Las Vegas Sun

April 24, 2024

Four power buyers tell PUC they’ll leave Nevada Power

After two years of false starts, MGM MIRAGE, Station Casinos Inc., the Monte Carlo hotel-casino and Fashion Show Mall notified state regulators on Wednesday that they will enter into contracts with new electricity suppliers.

The state Public Utilities Commission must now decide if the contracts comply with its exit ruling handed down in March. The departing companies must then give final notification to Nevada Power Co. that they intend to exit.

The departing customers will still buy transmission services from Nevada Power, said Walter Higgins, CEO of Nevada Power's parent company Sierra Pacific Resources.

Station Casinos and the Fashion Show Mall both signed power contracts with Houston-based Coral Power, a subsidiary of Shell Oil. The companies are scheduled to begin receiving power from Coral Oct. 1. Station has a 3 1/2-year deal and Fashion Show has a three-year contract.

MGM and Monte Carlo both signed three-year deals beginning Nov. 1.

Financial terms of the contracts were not disclosed.

The deadline for five other large customers considering leaving -- including Park Place Entertainment -- expired Wednesday.
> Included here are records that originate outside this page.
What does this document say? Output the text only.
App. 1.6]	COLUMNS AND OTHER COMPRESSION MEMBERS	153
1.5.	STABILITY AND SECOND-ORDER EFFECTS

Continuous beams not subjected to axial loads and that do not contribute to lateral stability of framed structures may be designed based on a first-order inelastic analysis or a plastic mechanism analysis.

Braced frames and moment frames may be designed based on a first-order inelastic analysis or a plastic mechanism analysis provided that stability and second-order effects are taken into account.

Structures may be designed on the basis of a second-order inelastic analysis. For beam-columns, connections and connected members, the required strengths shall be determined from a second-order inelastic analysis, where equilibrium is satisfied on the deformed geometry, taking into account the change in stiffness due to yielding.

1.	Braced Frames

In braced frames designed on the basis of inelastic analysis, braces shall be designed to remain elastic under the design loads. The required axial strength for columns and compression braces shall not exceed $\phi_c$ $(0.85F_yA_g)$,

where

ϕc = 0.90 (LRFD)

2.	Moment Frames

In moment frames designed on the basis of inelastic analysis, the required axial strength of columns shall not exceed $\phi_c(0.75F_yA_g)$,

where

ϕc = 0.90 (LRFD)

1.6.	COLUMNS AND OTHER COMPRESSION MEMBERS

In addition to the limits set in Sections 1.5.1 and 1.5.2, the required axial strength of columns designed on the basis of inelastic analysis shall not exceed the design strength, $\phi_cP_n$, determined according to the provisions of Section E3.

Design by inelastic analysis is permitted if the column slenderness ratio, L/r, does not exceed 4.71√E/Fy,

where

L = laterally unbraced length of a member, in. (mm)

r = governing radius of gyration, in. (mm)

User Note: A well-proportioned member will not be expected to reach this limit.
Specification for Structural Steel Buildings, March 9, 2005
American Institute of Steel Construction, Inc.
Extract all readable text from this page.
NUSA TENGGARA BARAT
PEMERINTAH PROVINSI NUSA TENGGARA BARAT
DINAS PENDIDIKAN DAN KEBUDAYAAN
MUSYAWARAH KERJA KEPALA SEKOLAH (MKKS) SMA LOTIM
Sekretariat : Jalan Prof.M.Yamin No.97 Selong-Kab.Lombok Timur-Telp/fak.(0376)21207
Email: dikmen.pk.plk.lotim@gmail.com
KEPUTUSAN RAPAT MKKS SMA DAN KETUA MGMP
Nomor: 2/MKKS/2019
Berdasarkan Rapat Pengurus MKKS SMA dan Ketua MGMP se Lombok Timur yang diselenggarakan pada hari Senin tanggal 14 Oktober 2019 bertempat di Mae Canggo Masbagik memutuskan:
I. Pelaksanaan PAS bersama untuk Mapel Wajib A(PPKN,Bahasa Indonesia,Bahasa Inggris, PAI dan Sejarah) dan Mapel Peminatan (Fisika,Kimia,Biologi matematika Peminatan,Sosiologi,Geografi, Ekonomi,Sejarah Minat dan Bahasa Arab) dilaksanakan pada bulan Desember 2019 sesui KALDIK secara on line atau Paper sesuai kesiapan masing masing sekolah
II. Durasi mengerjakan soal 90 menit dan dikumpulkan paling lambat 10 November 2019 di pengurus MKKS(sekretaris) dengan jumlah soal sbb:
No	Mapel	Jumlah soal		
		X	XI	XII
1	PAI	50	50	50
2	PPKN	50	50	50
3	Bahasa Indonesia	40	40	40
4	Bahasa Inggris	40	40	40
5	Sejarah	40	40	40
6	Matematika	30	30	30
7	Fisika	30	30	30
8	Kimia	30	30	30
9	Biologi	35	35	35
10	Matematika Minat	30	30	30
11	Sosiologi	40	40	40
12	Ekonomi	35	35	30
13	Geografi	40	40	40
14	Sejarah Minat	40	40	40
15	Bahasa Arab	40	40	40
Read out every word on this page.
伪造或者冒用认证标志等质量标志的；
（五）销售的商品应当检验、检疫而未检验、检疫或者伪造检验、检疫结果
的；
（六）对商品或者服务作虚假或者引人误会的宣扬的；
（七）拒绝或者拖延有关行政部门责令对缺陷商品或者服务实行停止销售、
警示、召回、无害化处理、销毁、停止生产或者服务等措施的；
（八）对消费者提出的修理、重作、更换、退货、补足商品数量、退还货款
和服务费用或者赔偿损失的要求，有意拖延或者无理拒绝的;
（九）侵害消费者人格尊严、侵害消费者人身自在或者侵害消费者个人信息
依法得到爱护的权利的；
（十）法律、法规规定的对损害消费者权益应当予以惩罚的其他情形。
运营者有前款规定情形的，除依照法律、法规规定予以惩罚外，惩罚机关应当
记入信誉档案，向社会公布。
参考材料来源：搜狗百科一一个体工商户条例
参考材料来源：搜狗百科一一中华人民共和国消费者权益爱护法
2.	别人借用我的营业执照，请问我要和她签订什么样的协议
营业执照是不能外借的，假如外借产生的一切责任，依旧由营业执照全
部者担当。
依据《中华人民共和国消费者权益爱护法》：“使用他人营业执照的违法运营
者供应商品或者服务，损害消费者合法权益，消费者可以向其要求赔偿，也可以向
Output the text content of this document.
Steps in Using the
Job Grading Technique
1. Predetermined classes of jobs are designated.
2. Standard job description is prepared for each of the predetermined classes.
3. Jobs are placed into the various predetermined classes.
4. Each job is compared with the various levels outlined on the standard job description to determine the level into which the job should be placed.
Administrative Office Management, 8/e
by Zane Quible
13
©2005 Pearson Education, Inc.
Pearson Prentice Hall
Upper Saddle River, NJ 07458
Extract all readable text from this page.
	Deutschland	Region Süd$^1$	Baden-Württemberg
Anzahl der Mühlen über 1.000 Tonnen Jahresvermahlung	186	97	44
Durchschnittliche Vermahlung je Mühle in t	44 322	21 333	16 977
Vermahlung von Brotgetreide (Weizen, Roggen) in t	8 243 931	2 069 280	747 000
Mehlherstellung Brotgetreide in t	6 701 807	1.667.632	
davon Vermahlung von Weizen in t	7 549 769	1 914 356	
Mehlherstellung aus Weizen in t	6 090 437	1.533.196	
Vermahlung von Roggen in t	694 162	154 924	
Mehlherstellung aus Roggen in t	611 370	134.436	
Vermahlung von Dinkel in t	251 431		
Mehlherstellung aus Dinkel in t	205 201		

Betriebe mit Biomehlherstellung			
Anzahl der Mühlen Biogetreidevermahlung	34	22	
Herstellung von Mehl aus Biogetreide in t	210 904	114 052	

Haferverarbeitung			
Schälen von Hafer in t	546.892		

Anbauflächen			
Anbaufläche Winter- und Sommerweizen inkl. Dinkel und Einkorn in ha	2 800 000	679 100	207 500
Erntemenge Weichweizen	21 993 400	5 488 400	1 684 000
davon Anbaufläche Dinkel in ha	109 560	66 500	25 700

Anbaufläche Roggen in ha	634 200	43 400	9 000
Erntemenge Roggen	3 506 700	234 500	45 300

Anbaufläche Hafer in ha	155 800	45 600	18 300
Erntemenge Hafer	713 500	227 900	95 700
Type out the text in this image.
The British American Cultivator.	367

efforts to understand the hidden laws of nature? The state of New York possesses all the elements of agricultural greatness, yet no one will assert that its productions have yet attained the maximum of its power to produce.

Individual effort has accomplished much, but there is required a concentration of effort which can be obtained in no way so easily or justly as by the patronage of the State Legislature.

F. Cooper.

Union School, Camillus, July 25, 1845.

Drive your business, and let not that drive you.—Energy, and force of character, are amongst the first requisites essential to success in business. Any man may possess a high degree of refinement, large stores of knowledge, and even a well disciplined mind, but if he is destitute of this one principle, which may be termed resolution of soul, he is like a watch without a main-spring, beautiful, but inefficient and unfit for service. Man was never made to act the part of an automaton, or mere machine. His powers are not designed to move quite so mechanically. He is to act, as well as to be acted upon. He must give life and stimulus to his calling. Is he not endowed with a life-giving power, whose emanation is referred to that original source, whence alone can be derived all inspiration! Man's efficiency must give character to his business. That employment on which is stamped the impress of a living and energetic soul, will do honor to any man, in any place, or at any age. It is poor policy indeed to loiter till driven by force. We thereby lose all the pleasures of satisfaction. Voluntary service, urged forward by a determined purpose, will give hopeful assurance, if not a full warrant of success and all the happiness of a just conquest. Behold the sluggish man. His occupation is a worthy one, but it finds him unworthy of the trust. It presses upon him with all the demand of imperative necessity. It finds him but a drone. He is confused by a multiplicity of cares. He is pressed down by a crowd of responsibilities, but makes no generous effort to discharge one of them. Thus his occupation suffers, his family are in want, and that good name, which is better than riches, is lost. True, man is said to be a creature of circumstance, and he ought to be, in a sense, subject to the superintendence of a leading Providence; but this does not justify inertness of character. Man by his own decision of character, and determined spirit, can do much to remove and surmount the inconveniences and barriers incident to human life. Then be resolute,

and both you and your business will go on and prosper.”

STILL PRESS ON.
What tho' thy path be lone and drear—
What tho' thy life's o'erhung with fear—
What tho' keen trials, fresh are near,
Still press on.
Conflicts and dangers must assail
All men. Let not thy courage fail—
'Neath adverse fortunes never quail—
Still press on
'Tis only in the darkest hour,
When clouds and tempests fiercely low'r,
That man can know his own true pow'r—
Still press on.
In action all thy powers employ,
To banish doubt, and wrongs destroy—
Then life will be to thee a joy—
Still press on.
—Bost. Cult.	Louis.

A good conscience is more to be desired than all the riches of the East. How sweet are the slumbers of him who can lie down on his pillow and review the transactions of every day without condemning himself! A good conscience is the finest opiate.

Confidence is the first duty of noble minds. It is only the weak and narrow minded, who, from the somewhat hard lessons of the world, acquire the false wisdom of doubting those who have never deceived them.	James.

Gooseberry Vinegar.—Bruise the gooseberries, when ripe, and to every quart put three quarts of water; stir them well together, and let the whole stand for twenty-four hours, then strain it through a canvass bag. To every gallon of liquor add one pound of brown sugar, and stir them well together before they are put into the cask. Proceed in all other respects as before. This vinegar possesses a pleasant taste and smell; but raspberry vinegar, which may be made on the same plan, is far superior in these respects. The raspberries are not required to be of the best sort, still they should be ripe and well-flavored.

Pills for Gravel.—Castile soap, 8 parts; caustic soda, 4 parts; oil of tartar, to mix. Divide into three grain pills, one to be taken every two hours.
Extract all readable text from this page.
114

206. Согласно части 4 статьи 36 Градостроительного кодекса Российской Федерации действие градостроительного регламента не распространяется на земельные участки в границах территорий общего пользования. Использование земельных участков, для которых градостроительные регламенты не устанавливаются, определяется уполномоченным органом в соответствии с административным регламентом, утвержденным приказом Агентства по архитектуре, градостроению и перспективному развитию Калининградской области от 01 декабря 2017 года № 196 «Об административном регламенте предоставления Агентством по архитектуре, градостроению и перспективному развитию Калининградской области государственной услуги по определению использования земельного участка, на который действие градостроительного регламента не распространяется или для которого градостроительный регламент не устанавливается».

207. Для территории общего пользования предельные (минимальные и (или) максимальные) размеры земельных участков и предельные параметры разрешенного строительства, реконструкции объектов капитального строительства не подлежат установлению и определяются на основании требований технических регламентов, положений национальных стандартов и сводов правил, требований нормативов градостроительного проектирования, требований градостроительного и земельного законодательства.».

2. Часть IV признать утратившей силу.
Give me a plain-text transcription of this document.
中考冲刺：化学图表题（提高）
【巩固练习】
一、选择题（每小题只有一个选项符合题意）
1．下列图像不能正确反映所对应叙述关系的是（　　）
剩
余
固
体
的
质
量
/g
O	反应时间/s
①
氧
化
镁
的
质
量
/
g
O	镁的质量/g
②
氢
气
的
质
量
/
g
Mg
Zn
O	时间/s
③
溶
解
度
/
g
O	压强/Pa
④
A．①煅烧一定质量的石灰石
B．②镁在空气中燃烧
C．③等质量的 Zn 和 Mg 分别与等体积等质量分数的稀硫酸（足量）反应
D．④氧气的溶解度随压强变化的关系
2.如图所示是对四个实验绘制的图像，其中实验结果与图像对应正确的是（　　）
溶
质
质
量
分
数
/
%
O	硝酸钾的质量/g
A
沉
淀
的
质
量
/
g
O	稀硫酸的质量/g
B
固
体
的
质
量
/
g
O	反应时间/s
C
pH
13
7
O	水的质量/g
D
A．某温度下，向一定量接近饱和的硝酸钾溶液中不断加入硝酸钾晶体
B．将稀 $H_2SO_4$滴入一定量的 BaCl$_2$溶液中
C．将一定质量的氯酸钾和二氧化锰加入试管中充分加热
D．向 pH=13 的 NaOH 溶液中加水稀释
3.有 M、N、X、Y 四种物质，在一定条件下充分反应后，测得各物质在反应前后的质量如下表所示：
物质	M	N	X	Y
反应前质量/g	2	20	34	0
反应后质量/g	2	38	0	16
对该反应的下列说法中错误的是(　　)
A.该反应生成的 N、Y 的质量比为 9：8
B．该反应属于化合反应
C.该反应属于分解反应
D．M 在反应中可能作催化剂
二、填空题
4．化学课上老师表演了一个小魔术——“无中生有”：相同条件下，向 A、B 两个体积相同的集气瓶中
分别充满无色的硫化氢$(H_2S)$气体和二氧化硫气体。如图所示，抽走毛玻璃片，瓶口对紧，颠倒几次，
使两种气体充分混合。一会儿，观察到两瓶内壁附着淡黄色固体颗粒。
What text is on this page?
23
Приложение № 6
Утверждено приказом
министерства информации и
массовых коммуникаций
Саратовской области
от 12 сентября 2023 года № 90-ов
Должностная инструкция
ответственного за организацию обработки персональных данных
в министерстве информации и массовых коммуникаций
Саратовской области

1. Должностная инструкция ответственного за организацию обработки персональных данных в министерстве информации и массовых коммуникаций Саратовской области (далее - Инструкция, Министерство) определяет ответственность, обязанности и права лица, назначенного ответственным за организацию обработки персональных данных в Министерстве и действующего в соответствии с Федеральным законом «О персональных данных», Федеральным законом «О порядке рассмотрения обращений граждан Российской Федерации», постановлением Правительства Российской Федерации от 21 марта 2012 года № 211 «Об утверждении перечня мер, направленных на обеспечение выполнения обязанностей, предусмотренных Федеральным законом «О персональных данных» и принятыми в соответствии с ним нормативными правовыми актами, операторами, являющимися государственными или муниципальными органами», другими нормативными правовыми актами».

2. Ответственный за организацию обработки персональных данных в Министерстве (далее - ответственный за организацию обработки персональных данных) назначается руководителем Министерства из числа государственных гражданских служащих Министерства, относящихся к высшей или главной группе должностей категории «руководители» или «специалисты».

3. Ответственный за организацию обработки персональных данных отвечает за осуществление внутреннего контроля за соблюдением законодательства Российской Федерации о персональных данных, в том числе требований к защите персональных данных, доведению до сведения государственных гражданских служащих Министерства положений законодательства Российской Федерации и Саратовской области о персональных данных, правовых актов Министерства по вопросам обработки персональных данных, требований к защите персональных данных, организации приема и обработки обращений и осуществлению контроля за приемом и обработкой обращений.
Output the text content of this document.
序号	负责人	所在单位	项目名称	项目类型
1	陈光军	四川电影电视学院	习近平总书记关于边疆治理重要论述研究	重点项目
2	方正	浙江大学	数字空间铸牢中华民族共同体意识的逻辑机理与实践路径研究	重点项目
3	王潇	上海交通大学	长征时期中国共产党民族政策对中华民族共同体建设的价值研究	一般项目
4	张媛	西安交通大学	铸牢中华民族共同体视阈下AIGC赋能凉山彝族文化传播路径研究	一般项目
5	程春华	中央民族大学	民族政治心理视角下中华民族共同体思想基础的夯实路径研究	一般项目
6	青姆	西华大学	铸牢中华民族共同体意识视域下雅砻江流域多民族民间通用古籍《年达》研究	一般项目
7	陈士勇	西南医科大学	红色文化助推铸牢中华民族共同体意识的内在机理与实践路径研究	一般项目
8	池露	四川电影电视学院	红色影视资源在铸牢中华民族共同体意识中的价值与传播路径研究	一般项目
The deadline expired on two other customers -- the Riviera Hotel and Imperial Palace -- last month. Those two companies had filed for an extension of their deadline, but it was never heard by the PUC.

The exit notification of the four customers comes a week after Nevada Power released a resource plan outlining the company's efforts to fill a 2,000-megawatt supply gap heading into 2004. The exiting users represent a total peak demand load of 167 megawatts.

Higgins said the departure would not represent a huge power savings compared to the looming shortfall, but it would be a start.

"It has one effect of reducing the amount of wholesale power we have to buy," he said. "It's not a big amount, but in the summer, it's that last 30 megawatts that are the most expensive."

Under the 2001 state law that allowed for the exits, Nevada Power also has the right to buy up to 10 percent of the total electricity supplied under the new contracts.

Higgins said the utility would examine the cost of that power to determine its value for Nevada Power customers.

Station, MGM and Fashion Show had each received approval to leave the system a year ago but let their window of opportunity close. A major difference from 2002 was the lack of exit fees assessed by the PUC in this year's round of exit cases. Of the four exiting users, only Fashion Show was ordered to pay an exit fee, totaling about $44,000.

In 2002, MGM was assessed a $2 million exit fee, Station a $1.3 million fee and Fashion Show a $439,000 fee. Those fees covered the exiting customers' share of the costs Nevada Power incurred building its existing generation and transmission system. The PUC said exit fees were not necessary this year because higher power prices meant the cost to customers would be offset by savings for the utility since it would be buying less high-priced, peak-demand electricity.

The state Bureau of Consumer Protection argued that the projections used to wash away the exit fees place undue risk on the remaining customers should the savings fall short of covering lost revenue.

Higgins and PUC officials both emphasized that the exiting customers will be responsible for their portion of past deferred energy cases, which repay the utility for past costs for fuel and purchased power through rate adjustments over the next three years.

The exiting customers also will be subject to an updated cost/benefit analysis prior to their departure.